ゴロンタロからマナドまでは、普通の長距離バスや『ガルーダ』という会社の相乗りキジャンが一般的ですが、今回使ったのは、『マワル・シャロン』(Mawar Sharron)が昨年から始めたワゴンバスです(下写真)。

10席分のリクライニング・シート、エアコン付きで「エグゼクティブ・トラベル」と銘打っています。料金は125,000ルピア(当時)で、出発前に水とお菓子がもらえます。席どうしはセパレートではなく、つながっていますが、車内に客を詰め込まないので、それなりにゆったりとはしていました。

このワゴンバスを予約するには、予約電話番号に電話をするかSMSを送ればよいのです。すると、ワゴンバスが指定の場所まで迎えに来てくれ、最終目的地まで送ってくれるという、Door to Doorサービスなのです。

ただし、出発する前に、乗客を迎えるために、ゴロンタロ市内をグルグル周るので、なかなかすぐには出発しません。1991年に乗ったポソからパルまでのバスは、乗ってからポソ市内を出るまで1時間以上かかりました。

そして、マナドに着いてからも、目的地まで一人一人、すべての客を送るので、マナド市内をまたグルグル周ることになります。

この『マワル・シャロン』は、当時、ゴロンタロでは有名な地鶏のフライドチキン屋さん(私のお勧めはAyam GorengよりもAyam Bakarなのだが)で、マナドにも支店があったのですが、今もあるかどうかは分かりません。

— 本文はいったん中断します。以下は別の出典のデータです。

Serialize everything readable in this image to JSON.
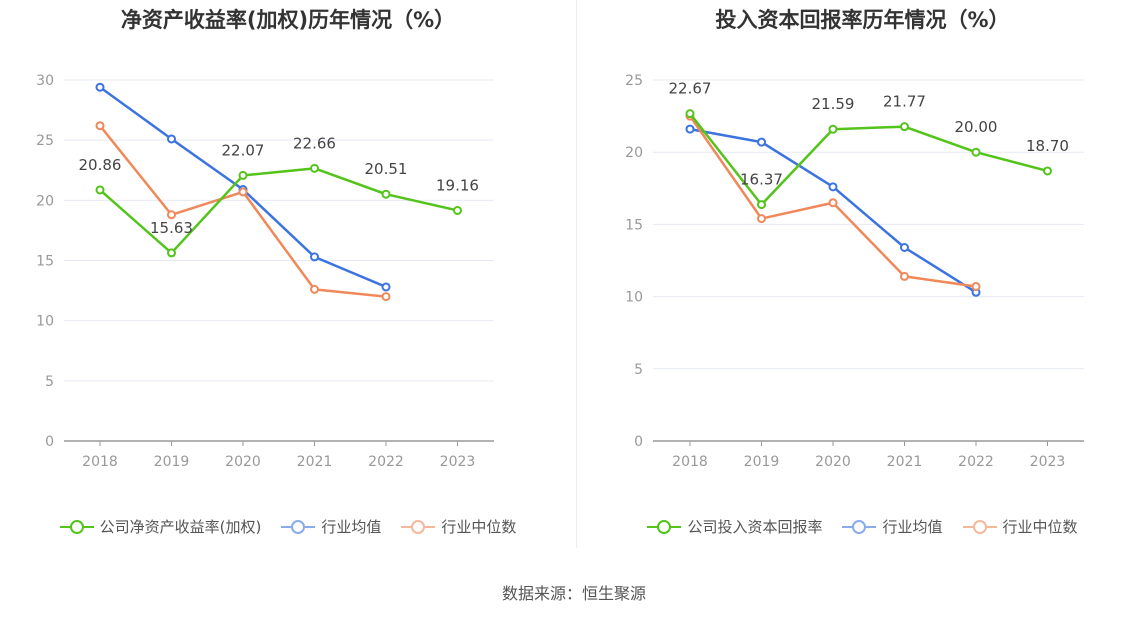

ワゴンバスがゴロンタロのホテルに迎えに来たのが午前8時、その後、他の乗客を迎えにグルグル周り、全員乗せてゴロンタロを出たのは、やはり午前9時半でした。

ゴロンタロからの道は山越えのカーブの連続で、絶壁のような高さから眼下に海が次々に見えてくるのは、なかなかの絶景です。

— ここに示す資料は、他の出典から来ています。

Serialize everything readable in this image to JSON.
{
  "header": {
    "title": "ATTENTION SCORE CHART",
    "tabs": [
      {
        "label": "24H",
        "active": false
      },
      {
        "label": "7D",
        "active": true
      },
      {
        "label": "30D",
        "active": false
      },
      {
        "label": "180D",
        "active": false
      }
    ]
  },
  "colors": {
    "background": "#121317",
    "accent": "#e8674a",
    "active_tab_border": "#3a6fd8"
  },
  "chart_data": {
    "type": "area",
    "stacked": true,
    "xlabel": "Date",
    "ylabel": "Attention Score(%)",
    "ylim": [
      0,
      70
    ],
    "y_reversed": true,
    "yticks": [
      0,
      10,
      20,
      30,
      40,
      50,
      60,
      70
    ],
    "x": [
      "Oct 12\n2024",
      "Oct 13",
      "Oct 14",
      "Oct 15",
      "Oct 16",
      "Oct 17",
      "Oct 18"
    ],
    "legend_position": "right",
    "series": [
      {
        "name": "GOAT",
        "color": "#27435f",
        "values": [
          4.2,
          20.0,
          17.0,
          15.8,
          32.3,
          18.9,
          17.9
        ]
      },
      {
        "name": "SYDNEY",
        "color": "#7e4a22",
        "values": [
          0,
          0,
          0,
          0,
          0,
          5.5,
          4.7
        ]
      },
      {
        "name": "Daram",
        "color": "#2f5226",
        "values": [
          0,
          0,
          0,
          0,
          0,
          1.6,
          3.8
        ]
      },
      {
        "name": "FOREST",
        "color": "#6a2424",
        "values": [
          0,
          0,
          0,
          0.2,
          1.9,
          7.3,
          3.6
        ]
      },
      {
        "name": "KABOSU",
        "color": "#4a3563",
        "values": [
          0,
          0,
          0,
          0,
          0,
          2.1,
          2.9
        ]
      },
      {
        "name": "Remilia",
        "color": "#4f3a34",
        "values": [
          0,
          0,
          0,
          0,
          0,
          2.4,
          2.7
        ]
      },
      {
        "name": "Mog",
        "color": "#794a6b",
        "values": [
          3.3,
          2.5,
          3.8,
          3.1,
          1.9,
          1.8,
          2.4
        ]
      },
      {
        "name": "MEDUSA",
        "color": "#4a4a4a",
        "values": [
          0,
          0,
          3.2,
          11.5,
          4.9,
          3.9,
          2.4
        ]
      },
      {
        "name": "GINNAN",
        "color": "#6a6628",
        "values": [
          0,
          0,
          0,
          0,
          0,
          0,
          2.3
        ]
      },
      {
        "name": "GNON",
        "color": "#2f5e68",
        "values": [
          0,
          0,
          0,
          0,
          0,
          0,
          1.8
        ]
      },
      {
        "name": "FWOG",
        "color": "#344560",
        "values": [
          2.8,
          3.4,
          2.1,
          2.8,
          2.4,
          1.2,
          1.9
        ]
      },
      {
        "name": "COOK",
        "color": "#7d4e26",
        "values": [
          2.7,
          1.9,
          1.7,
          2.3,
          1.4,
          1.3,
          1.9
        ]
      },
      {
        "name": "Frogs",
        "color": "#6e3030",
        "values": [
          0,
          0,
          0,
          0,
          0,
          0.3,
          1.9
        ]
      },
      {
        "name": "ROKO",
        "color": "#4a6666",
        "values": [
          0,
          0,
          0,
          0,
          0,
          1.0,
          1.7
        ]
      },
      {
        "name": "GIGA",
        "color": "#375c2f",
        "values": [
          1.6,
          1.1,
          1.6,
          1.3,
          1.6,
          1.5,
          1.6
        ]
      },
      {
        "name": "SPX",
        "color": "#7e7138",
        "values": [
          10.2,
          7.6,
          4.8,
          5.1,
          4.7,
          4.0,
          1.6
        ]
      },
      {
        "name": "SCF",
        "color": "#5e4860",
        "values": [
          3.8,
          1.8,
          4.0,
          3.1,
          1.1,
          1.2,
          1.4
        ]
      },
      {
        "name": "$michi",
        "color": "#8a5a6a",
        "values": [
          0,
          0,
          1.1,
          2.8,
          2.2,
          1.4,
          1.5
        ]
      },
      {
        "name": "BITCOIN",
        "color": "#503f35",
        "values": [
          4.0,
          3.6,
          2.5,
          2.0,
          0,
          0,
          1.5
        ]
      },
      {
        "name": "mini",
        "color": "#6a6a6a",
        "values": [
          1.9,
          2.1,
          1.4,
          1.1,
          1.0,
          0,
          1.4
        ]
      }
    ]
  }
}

でも、極端な話、南ミナハサ県あたりまでは真っすぐな道がほとんどなく、常にカーブの連続です。おそらく、車酔いの人にはちょっときついかもしれません。

午後2時ごろ、ちょうど中間地点らしい海岸近くで昼食タイム。焼き魚、空芯菜、ご飯という定番です。掘立小屋のようなこの飯屋に着いても、椅子が足りなくて、15分ぐらい立って待たされました。昼食の代金は各人が払い、ワゴンバスとは別料金でした。

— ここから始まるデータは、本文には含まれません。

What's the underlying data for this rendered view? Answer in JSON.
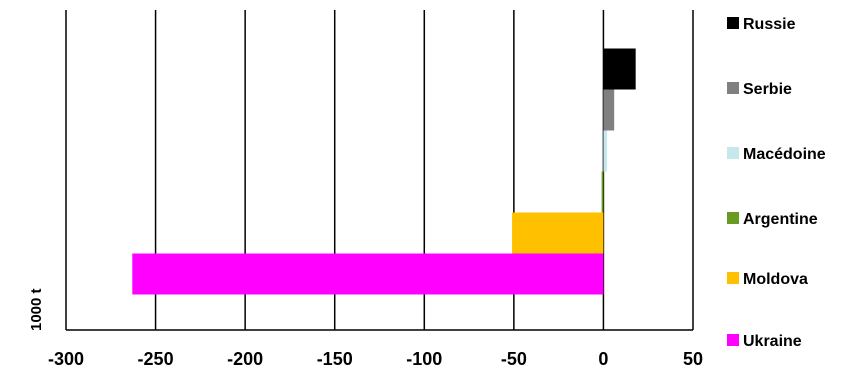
{
  "chart_data": {
    "type": "bar",
    "orientation": "horizontal",
    "title": "",
    "xlabel": "",
    "ylabel": "1000 t",
    "xlim": [
      -300,
      50
    ],
    "xticks": [
      -300,
      -250,
      -200,
      -150,
      -100,
      -50,
      0,
      50
    ],
    "grid": "vertical",
    "legend_position": "right",
    "categories": [
      "Russie",
      "Serbie",
      "Macédoine",
      "Argentine",
      "Moldova",
      "Ukraine"
    ],
    "values": [
      18,
      6,
      2,
      -1,
      -51,
      -263
    ],
    "colors": [
      "#000000",
      "#808080",
      "#c6e8ec",
      "#6a9a1f",
      "#ffc000",
      "#ff00ff"
    ]
  }
}
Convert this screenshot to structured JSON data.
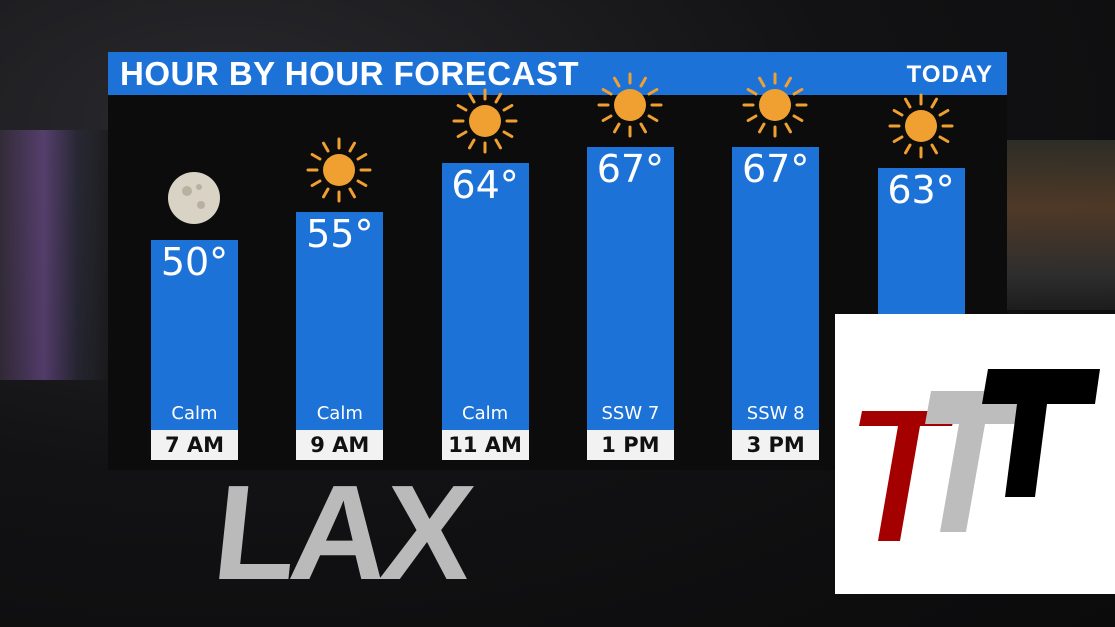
{
  "background_sign": "LAX",
  "header": {
    "title": "HOUR BY HOUR FORECAST",
    "period": "TODAY"
  },
  "colors": {
    "bar": "#1d72d8",
    "header": "#1d72d8",
    "sun": "#f0a030",
    "moon": "#d9d3c5"
  },
  "chart_data": {
    "type": "bar",
    "title": "HOUR BY HOUR FORECAST",
    "categories": [
      "7 AM",
      "9 AM",
      "11 AM",
      "1 PM",
      "3 PM",
      ""
    ],
    "values": [
      50,
      55,
      64,
      67,
      67,
      63
    ],
    "value_labels": [
      "50°",
      "55°",
      "64°",
      "67°",
      "67°",
      "63°"
    ],
    "wind": [
      "Calm",
      "Calm",
      "Calm",
      "SSW 7",
      "SSW 8",
      ""
    ],
    "icons": [
      "moon-icon",
      "sun-icon",
      "sun-icon",
      "sun-icon",
      "sun-icon",
      "sun-icon"
    ],
    "unit": "°F"
  },
  "logo": {
    "text": "TTT",
    "colors": [
      "#a50000",
      "#bdbdbd",
      "#000000"
    ]
  }
}
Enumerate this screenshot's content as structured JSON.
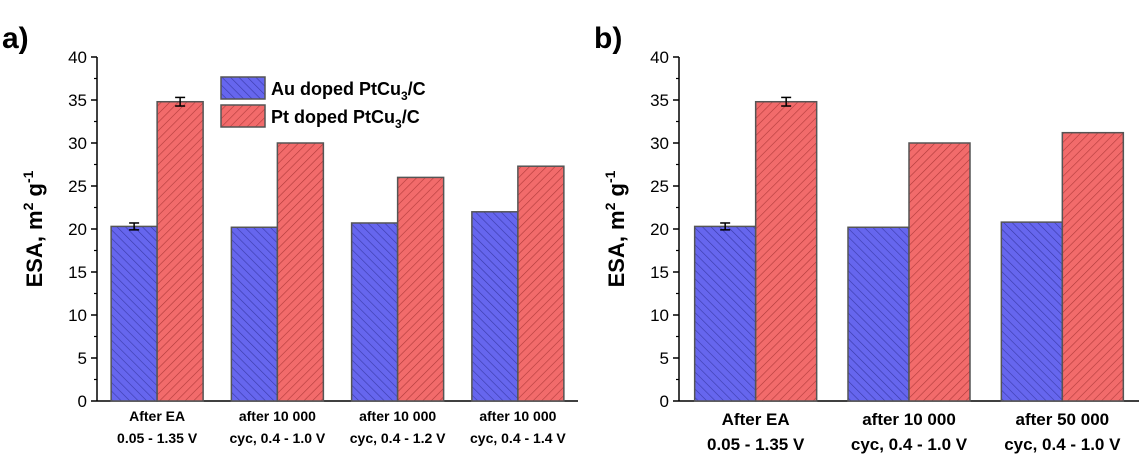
{
  "chart_data": [
    {
      "type": "bar",
      "panel_label": "a)",
      "categories": [
        [
          "After EA",
          "0.05 - 1.35 V"
        ],
        [
          "after 10 000",
          "cyc, 0.4 - 1.0 V"
        ],
        [
          "after 10 000",
          "cyc, 0.4 - 1.2 V"
        ],
        [
          "after 10 000",
          "cyc, 0.4 - 1.4 V"
        ]
      ],
      "series": [
        {
          "name": "Au doped PtCu3/C",
          "legend_main": "Au doped PtCu",
          "legend_sub": "3",
          "legend_tail": "/C",
          "color": "#6666ee",
          "values": [
            20.3,
            20.2,
            20.7,
            22.0
          ],
          "errors": [
            0.4,
            null,
            null,
            null
          ]
        },
        {
          "name": "Pt doped PtCu3/C",
          "legend_main": "Pt doped PtCu",
          "legend_sub": "3",
          "legend_tail": "/C",
          "color": "#f26b6b",
          "values": [
            34.8,
            30.0,
            26.0,
            27.3
          ],
          "errors": [
            0.5,
            null,
            null,
            null
          ]
        }
      ],
      "ylabel": "ESA, m2 g-1",
      "ylabel_parts": {
        "main": "ESA, m",
        "sup1": "2",
        "mid": " g",
        "sup2": "-1"
      },
      "ylim": [
        0,
        40
      ],
      "yticks": [
        "0",
        "5",
        "10",
        "15",
        "20",
        "25",
        "30",
        "35",
        "40"
      ],
      "legend_position": "top-center",
      "grid": false
    },
    {
      "type": "bar",
      "panel_label": "b)",
      "categories": [
        [
          "After EA",
          "0.05 - 1.35 V"
        ],
        [
          "after 10 000",
          "cyc, 0.4 - 1.0 V"
        ],
        [
          "after 50 000",
          "cyc, 0.4 - 1.0 V"
        ]
      ],
      "series": [
        {
          "name": "Au doped PtCu3/C",
          "color": "#6666ee",
          "values": [
            20.3,
            20.2,
            20.8
          ],
          "errors": [
            0.4,
            null,
            null
          ]
        },
        {
          "name": "Pt doped PtCu3/C",
          "color": "#f26b6b",
          "values": [
            34.8,
            30.0,
            31.2
          ],
          "errors": [
            0.5,
            null,
            null
          ]
        }
      ],
      "ylabel": "ESA, m2 g-1",
      "ylabel_parts": {
        "main": "ESA, m",
        "sup1": "2",
        "mid": " g",
        "sup2": "-1"
      },
      "ylim": [
        0,
        40
      ],
      "yticks": [
        "0",
        "5",
        "10",
        "15",
        "20",
        "25",
        "30",
        "35",
        "40"
      ],
      "grid": false
    }
  ]
}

昼食後、再び走り出します。しばらく行くと、木が数本しかポツンポツンと生えていない、草に覆われたはげ山が続きます。

そのはげ山の草を刈って、畑を作ろうとしている光景が、何度も目に入ってきました。ここでもやはり、トウモロコシ畑になるのでしょうか。

スラウェシでは、こうした光景を目にすることが少なくないのですが、急に始まったことではなく、これまでに幾度となく繰り返されてきた結果が、こうしたはげ山を作り出しているのかもしれません。

人口の急増、人口圧に対して自然が養う力の低下、水源の消滅、保水力低下、土壌流失、やめられない粗放農法。井戸が塩化し、あるいは枯渇し、生活用水を外から買わざるを得なくなっているスラウェシの農村は少なくありません。

ここがダメになったら、別の処女地へ移っていく、ということをいつまで繰り返せるのでしょうか。そして、そうした構造は、陸上だけでなく、急速な漁獲高の減少に直面している漁民たちの海でも同様だろうと思います。

そして、ワゴンバスは夜7時半にマナドの宿泊先のホテルに到着しました。マナドではかなりの雨が降っていたことも手伝って、久々の長距離移動をぐったりと疲れたものにしてくれました。